According to paidContent, Random House has partnered with Fremantle Media to create Random House TV, which will develop television shows based on Random House's books. Fremantle will have a "first look" at all of Random House's properties. Random House TV will be part of Random House Studio. formerly known as Random House Films.

There are a number of things wrong with this deal from an author's perspective: First, Fremantle Media and Random House are both owned by Bertelsmann, which makes the negotiations between the two companies self-dealing. Authors are likely to earn considerably less than they would if there was a truly competitive bidding process for Random House's properties. In addition, Fremantle's specialties are reality television and game shows (for example, American Idol, America's Got Talent, The Price is Right and X Factor.) The only drama of note on Fremantle Media's website is Merlin, a series about the young Merlin that's co-produced by Elisabeth Murdoch's Shine and BBC Wales, and that's only distributed by Fremantle.

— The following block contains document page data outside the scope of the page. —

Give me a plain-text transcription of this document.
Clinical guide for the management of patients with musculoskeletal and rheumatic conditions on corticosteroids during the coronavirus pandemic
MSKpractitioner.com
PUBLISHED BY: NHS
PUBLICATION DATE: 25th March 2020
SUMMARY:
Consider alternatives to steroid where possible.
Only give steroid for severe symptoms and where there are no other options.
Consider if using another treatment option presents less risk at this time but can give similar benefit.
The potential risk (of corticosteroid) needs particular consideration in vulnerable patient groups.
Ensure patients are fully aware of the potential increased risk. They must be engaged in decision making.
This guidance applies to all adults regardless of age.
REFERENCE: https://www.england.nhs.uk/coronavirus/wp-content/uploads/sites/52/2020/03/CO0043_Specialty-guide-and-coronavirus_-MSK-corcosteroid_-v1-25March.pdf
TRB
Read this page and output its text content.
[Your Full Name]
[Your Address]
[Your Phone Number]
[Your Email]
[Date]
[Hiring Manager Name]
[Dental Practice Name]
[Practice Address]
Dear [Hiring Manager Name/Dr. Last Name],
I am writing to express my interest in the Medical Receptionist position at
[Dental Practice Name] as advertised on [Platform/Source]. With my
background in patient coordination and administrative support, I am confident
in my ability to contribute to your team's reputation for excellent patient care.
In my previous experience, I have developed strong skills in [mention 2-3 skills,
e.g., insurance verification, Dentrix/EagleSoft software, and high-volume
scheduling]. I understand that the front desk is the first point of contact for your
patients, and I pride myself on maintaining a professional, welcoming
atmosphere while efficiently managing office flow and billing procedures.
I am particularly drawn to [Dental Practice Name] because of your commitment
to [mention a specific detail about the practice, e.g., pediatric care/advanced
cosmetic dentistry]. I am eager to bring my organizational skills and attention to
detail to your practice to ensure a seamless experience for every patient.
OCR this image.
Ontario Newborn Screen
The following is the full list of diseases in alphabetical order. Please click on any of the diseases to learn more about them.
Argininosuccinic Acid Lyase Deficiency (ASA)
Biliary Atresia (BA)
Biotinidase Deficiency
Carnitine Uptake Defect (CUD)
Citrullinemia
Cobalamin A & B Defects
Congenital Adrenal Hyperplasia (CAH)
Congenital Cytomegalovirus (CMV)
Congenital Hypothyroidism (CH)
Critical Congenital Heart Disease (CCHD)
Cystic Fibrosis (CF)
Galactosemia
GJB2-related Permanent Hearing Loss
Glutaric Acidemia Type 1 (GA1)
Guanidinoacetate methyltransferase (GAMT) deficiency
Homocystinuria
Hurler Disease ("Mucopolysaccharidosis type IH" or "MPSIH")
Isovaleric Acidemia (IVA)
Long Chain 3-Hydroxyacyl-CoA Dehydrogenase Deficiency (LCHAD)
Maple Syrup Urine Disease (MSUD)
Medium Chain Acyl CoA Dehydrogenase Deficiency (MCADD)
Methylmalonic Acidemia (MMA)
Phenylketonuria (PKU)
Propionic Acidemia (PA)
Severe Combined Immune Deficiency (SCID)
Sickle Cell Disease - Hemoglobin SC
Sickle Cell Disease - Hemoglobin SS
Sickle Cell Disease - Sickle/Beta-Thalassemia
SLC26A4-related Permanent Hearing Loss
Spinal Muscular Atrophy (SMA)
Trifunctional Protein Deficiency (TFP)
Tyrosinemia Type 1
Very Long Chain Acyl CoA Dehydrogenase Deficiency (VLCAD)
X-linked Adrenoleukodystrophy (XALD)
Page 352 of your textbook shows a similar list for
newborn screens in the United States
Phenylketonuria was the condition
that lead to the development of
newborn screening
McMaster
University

They're the last producer that most broadcast and cable networks would think of for dramatic programming.

This deal is an excellent example of why authors should retain as many rights as possible, including television and film rights. The Random House/Fremantle Media partnership is a marriage of convenience for Bertelsmann, but it's unlikely to do anything for most authors except tie up their ability to get a fair price for their television rights.